Army Veteran Starts Foundation to Provide Furniture to Low-Income Veterans
Meet Daily Point of Light Award honoree Adam Harvison. Read his story and nominate an outstanding volunteer or family as a Daily Point of Light.
After serving in the Army for over 20 years, Adam Harvison is dedicating his life to supporting his fellow veterans. Outside of his full-time job helping to house homeless veterans in his Las Vegas community, Adam continues to assist veterans as the Founder and President of the nonprofit Harvison House. Since 2017, Harvison House has provided household furnishings to over 125 veterans receiving housing assistance.
Harvison House collects gently used furniture and equipment from donors around the country, cleans and repairs it, then personally delivers the furniture to the veterans’ homes. Adam said the furnishings give veterans a sense of stability and comfort. He has even noticed a decrease in evictions within the veteran community he is assisting.
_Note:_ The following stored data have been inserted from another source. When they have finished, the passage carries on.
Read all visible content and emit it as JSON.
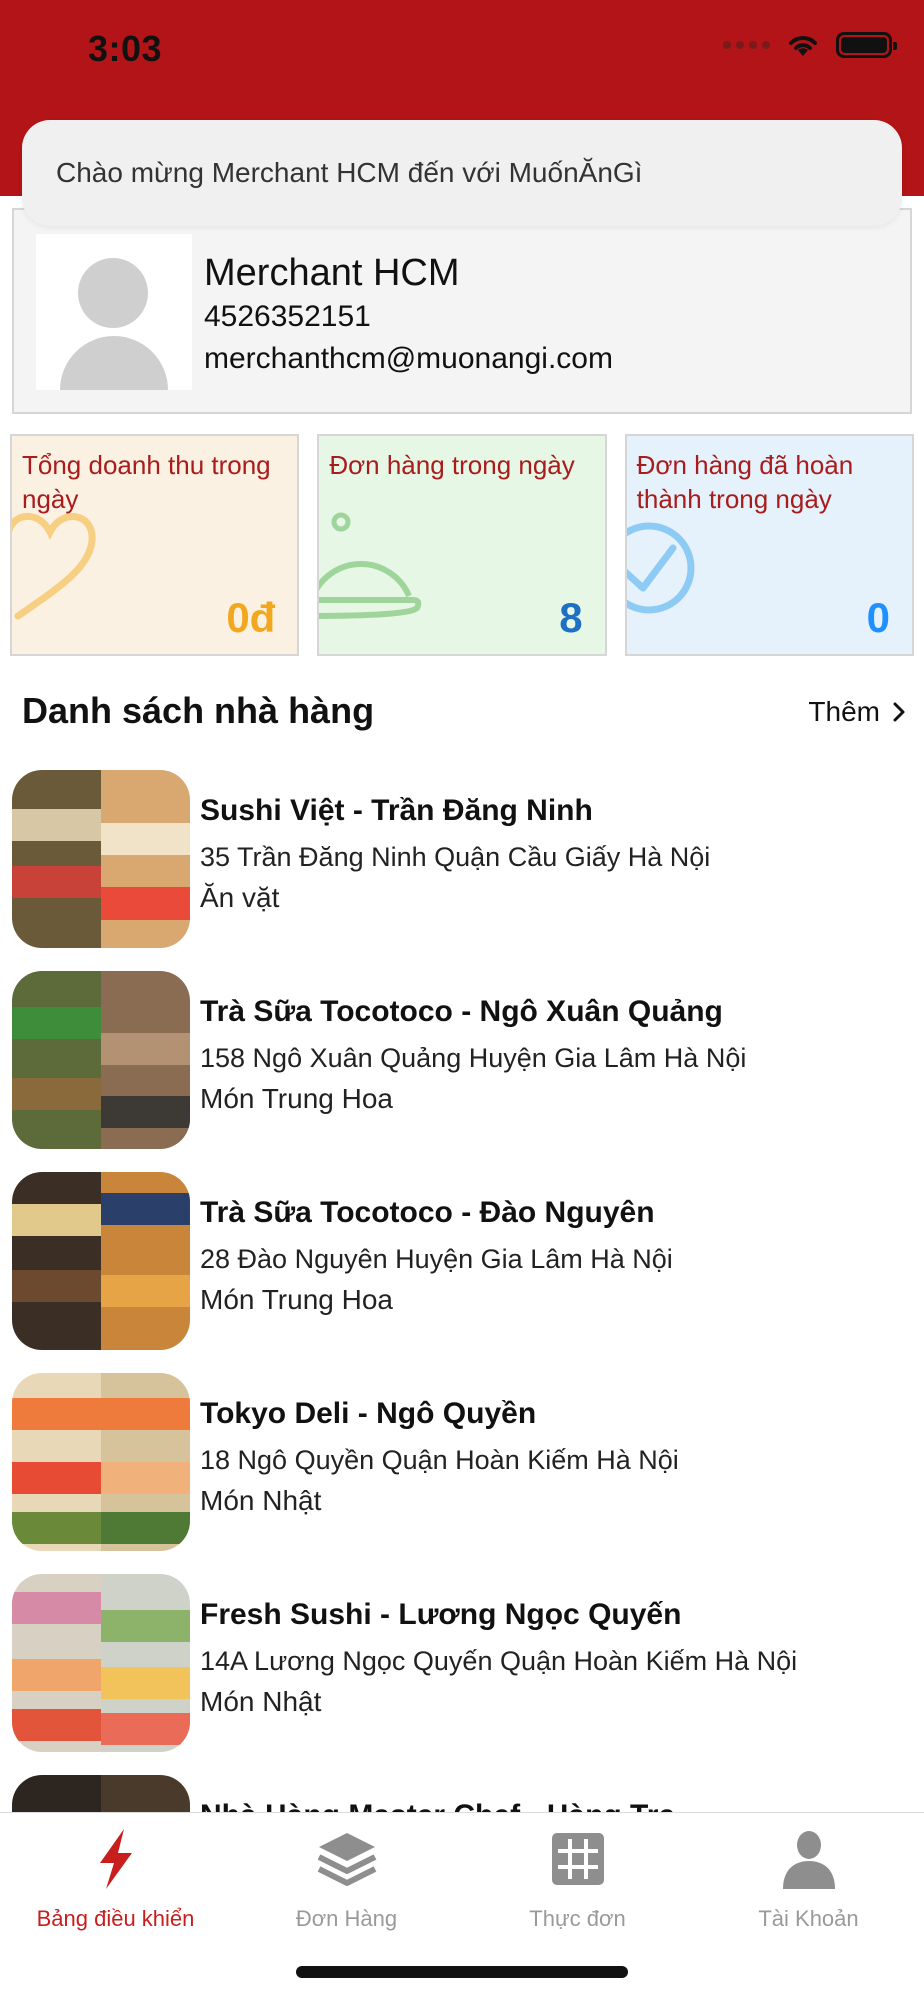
{
  "status_bar": {
    "time": "3:03"
  },
  "welcome": "Chào mừng Merchant HCM đến với MuốnĂnGì",
  "profile": {
    "name": "Merchant HCM",
    "phone": "4526352151",
    "email": "merchanthcm@muonangi.com"
  },
  "stats": [
    {
      "label": "Tổng doanh thu trong ngày",
      "value": "0đ",
      "icon": "heart-icon",
      "color": "#f2a81e"
    },
    {
      "label": "Đơn hàng trong ngày",
      "value": "8",
      "icon": "food-cloche-icon",
      "color": "#1f6fc4"
    },
    {
      "label": "Đơn hàng đã hoàn thành trong ngày",
      "value": "0",
      "icon": "checkmark-circle-icon",
      "color": "#1e90ff"
    }
  ],
  "section": {
    "title": "Danh sách nhà hàng",
    "more": "Thêm"
  },
  "restaurants": [
    {
      "name": "Sushi Việt - Trần Đăng Ninh",
      "address": "35 Trần Đăng Ninh Quận Cầu Giấy Hà Nội",
      "category": "Ăn vặt"
    },
    {
      "name": "Trà Sữa Tocotoco - Ngô Xuân Quảng",
      "address": "158 Ngô Xuân Quảng Huyện Gia Lâm Hà Nội",
      "category": "Món Trung Hoa"
    },
    {
      "name": "Trà Sữa Tocotoco - Đào Nguyên",
      "address": "28 Đào Nguyên Huyện Gia Lâm Hà Nội",
      "category": "Món Trung Hoa"
    },
    {
      "name": "Tokyo Deli - Ngô Quyền",
      "address": "18 Ngô Quyền Quận Hoàn Kiếm Hà Nội",
      "category": "Món Nhật"
    },
    {
      "name": "Fresh Sushi - Lương Ngọc Quyến",
      "address": "14A Lương Ngọc Quyến Quận Hoàn Kiếm Hà Nội",
      "category": "Món Nhật"
    },
    {
      "name": "Nhà Hàng Master Chef - Hàng Tre",
      "address": "",
      "category": ""
    }
  ],
  "tabs": [
    {
      "label": "Bảng điều khiển",
      "icon": "lightning-icon",
      "active": true
    },
    {
      "label": "Đơn Hàng",
      "icon": "layers-icon",
      "active": false
    },
    {
      "label": "Thực đơn",
      "icon": "grid-icon",
      "active": false
    },
    {
      "label": "Tài Khoản",
      "icon": "person-icon",
      "active": false
    }
  ],
  "colors": {
    "brand": "#b31417",
    "active_tab": "#c81e1e",
    "inactive_tab": "#9a9a9a"
  }
}
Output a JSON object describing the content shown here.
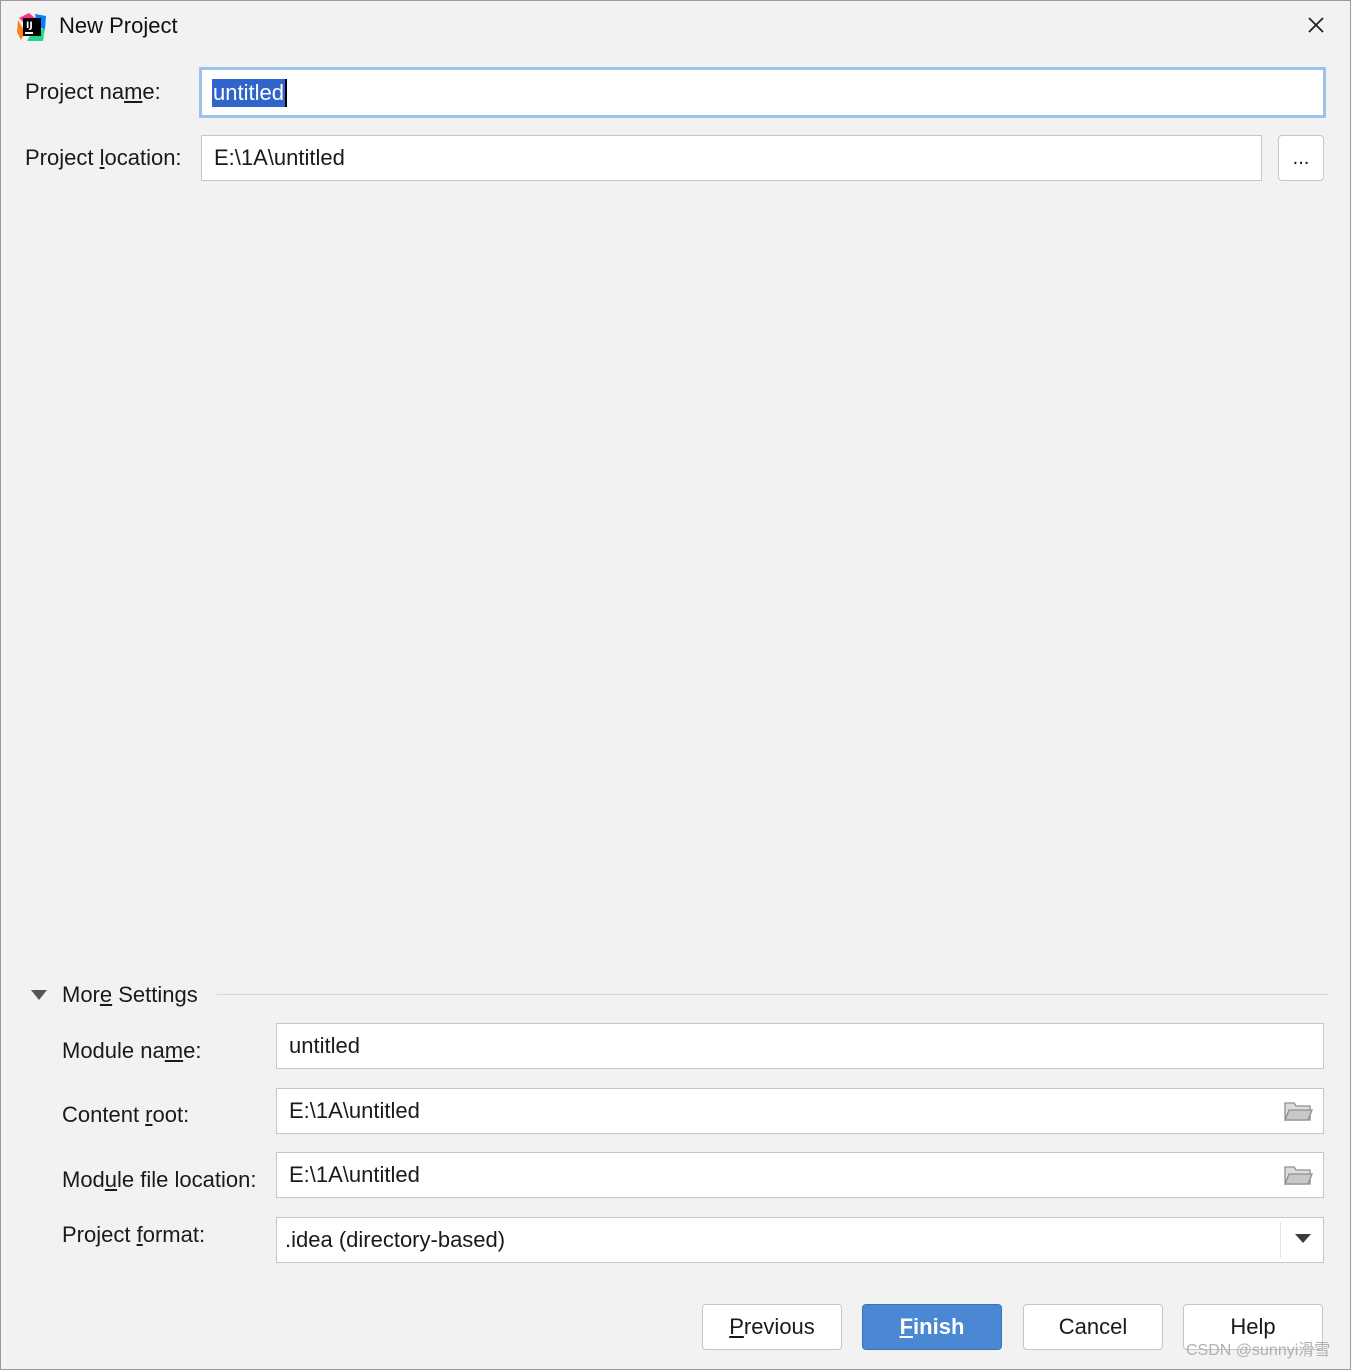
{
  "window": {
    "title": "New Project"
  },
  "project": {
    "name_label": "Project name:",
    "name_value": "untitled",
    "location_label": "Project location:",
    "location_value": "E:\\1A\\untitled",
    "browse_label": "..."
  },
  "more_settings": {
    "toggle_label": "More Settings",
    "expanded": true,
    "module_name_label": "Module name:",
    "module_name_value": "untitled",
    "content_root_label": "Content root:",
    "content_root_value": "E:\\1A\\untitled",
    "module_file_location_label": "Module file location:",
    "module_file_location_value": "E:\\1A\\untitled",
    "project_format_label": "Project format:",
    "project_format_value": ".idea (directory-based)"
  },
  "buttons": {
    "previous": "Previous",
    "finish": "Finish",
    "cancel": "Cancel",
    "help": "Help"
  },
  "watermark": "CSDN @sunnyi滑雪",
  "colors": {
    "accent": "#4a88d4",
    "selection": "#2f65ca",
    "focus_border": "#9ec2ee",
    "background": "#f2f2f2"
  },
  "icons": {
    "app": "intellij-idea-icon",
    "close": "close-icon",
    "folder": "folder-icon",
    "expand": "triangle-down-icon",
    "dropdown": "chevron-down-icon"
  }
}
“People are just really happy now that they can actually get off the street, have someplace they can go home and lay their head, and feel proud of it,” Adam said.
Describe your volunteer role with Harvison House.
We are a nonprofit organization that supplies household furnishings to veterans of low income who get newly housed into a property, whether it’s through the VA, U.S.VETS, HELP USA, or through any other type of organization throughout the community. What they do is contact us, and the case managers give us an itemized list of what that veteran needs, and we fulfill it to the best of our ability.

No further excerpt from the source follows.